Wednesday, August 2, 2017

Mixed emotions, and Battenberg cake

On Friday Handsome Son is coming over to dinner, to celebrate his birthday, which in fact doesn't happen till the eighth.  Longtime readers may recall that Handsome Partner, after a long illness and nine years of caregiving, died on that day, quietly, at home. Son was alone with him just at that minute.  I'd left the room briefly. This often happens, I'm told, that the partner isn't there at the exact moment.

So that day is one of massive emotions in all directions.  We have marked HP's life on his own birthday in past years, so as to sort of reserve HS's birthday for himself.  But you can't ban the emotions that have to come with it.

Anyway, the dinner will be comfort food -- spaghetti with a lovely red sauce with hot Italian sausage and mushrooms, followed by a lifetime ambition of mine, Battenberg cake!

I have been going to bake one for maybe forty years, and finally got around to it.  So there's that.  I made it all from scratch, including the marzipan coat.  In fact marzipan's a lot easier to make than I had realized.

Here's the opening salvo, many ingredients.

However, I ran into technical difficulties with the cake.  Baking it was the least of my problems, though I had only two square pans both an inch bigger than the recipe wanted.  This is a problem with this kind of cake, which you have to sort of build and stack, and it's better if the slices are thick enough to work with you rather than against you..

So cake all beaten, and divided into two more or less equal parts, so you color one pink, and leave the other alone, the baking went fine, and the cake tastes okay.

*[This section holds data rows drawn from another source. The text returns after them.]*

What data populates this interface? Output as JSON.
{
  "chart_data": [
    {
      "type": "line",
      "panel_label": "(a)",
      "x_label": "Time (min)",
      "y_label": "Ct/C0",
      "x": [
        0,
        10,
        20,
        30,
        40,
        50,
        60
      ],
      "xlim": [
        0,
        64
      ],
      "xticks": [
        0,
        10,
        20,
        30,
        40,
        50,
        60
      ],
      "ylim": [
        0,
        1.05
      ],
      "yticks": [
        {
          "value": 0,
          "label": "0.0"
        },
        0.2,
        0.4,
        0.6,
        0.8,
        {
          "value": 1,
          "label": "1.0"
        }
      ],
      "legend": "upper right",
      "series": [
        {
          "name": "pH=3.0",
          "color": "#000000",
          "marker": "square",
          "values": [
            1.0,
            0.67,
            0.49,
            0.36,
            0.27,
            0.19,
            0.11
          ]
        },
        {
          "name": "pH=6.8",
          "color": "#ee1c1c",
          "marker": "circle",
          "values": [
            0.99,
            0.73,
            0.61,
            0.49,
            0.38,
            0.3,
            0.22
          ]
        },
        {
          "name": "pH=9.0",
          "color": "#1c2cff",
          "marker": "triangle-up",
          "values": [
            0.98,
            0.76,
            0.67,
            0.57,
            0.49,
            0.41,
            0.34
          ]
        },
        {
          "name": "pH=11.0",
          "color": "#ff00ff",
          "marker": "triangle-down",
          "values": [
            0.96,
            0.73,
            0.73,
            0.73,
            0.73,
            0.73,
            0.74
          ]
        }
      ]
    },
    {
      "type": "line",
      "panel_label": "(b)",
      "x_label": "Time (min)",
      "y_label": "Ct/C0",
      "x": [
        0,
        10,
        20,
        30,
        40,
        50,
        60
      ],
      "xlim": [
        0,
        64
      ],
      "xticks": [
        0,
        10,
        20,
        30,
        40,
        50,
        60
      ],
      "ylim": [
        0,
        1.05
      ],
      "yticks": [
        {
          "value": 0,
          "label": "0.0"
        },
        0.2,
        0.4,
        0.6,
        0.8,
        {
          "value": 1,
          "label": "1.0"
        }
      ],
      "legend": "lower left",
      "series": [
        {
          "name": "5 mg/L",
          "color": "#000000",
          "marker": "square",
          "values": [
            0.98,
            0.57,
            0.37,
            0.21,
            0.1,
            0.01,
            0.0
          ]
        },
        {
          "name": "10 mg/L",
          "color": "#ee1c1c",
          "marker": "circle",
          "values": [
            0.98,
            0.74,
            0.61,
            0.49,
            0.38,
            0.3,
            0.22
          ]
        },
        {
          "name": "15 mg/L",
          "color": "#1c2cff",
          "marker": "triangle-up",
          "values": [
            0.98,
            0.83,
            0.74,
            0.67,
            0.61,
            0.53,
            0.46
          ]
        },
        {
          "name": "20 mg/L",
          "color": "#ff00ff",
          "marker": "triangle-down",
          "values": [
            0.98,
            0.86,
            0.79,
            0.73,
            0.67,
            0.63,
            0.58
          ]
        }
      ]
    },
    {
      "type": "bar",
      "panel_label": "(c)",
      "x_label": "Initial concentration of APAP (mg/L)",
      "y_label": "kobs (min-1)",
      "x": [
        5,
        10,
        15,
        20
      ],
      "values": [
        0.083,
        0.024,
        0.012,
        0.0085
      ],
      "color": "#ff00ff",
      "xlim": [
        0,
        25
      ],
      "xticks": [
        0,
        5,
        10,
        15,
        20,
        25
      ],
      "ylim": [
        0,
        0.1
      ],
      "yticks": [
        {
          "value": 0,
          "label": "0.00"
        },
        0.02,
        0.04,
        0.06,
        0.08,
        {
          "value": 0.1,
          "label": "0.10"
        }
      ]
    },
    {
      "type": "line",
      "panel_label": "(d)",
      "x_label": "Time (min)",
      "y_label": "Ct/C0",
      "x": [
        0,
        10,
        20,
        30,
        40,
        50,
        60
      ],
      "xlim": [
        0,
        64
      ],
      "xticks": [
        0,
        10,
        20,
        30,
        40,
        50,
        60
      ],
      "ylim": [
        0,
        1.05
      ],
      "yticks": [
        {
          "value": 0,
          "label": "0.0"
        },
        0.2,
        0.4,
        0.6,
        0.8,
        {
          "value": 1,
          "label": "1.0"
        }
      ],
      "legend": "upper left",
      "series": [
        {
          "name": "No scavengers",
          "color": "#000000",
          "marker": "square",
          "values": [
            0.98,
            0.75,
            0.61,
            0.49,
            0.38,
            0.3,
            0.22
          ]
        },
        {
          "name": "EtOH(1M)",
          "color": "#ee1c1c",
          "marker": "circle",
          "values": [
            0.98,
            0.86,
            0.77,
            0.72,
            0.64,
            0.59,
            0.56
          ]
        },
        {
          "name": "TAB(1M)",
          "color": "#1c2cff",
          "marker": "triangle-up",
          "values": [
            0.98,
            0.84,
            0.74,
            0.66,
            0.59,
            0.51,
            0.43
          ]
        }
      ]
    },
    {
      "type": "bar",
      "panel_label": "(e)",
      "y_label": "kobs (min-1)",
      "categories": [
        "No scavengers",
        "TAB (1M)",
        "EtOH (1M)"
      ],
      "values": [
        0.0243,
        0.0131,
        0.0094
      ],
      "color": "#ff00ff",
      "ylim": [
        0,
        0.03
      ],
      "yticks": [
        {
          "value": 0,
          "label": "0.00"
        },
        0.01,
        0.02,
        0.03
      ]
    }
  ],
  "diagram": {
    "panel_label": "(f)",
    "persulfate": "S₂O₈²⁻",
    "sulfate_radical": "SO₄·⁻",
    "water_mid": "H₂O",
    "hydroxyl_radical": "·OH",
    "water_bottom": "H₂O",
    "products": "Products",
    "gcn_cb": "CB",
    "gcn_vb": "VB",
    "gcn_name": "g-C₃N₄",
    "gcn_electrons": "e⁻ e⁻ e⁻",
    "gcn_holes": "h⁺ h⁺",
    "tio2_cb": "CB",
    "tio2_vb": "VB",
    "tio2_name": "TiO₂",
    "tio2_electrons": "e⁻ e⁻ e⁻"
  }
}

However, the assembly, with a large cat prowling around and helping, was another story.  You slice up each cake, and build the slices checkerboard style, cementing them together with jam.  It starts to feel like kindergarten, where you give the kids edible stuff to build with in case anyone fancies tasting it.  And you have to sort of carpenter the slices so that there aren't thin ends.  Well, with the right size pans, there wouldn't have been thin ends, but oh well.

Once assembled, then reassembled after they fell apart, I painted all the outside with more jam as adhesive, and wrapped them in the marzipan.  I ground the almonds myself, since almond flour is wildly expensive, and has stabilizers and desiccators and who knows what else added to stop clumping.  So even the outside was a recipe unto itself.

It was one of those occasions when you have all the bowls and the rolling pin, which hardly ever gets used, and all the counter space, and various spoons and knives and measuring thingies, all over the place.

The good part is that this recipe makes two cakes, just as well considering how much work it takes to make it.  For some recipes you go through all this, divide one pan with parchment paper and put dough on each side, one colored, one plain, and after all that you have one small cake.

So here it is, and I offer it with the usual humble transparency of this blog, not fancied up by a food artist, just  presented by me.  Glad I did it, but it does look a bit Monty Python.  And I'm going to make a raspberry sauce to serve over the helpings on Friday.

However, this means I can do similar things with other recipes, too.  Bake one regular item, banana bread, maybe, slice and stack it and make it posher.  Not a bad idea.  Not sure I want to buy two right sized pans, though.

No idea why it's called Battenberg cake, though that was the Royals name before WW1 when they changed it to Mountbatten, talk about transparency, a three year old could see through that. 

My mom, no respecter of royalty, used to refer to the Queen now and then as Mrs. Guelph. And it was amazing what they learned, having left school at 12, what a grasp of history.  Because that was indeed the family name of the European dynasty she came from, long before they were kings and queens.

So I wonder if this cake is a dig at opportunistic name changes. or if a nice lady called Mrs. Battenberg got fed up of plain cake and thought she'd entertain the kids with a checkerboard one. 

and here's the cook's privilege: scraps of the cut-off cake bits and the extra marzipan, with afternoon tea. And it's worth making your own marzipan, much better than the shop stuff.

And I have a Battenberg cake in the freezer for emergencies when nothing else will do!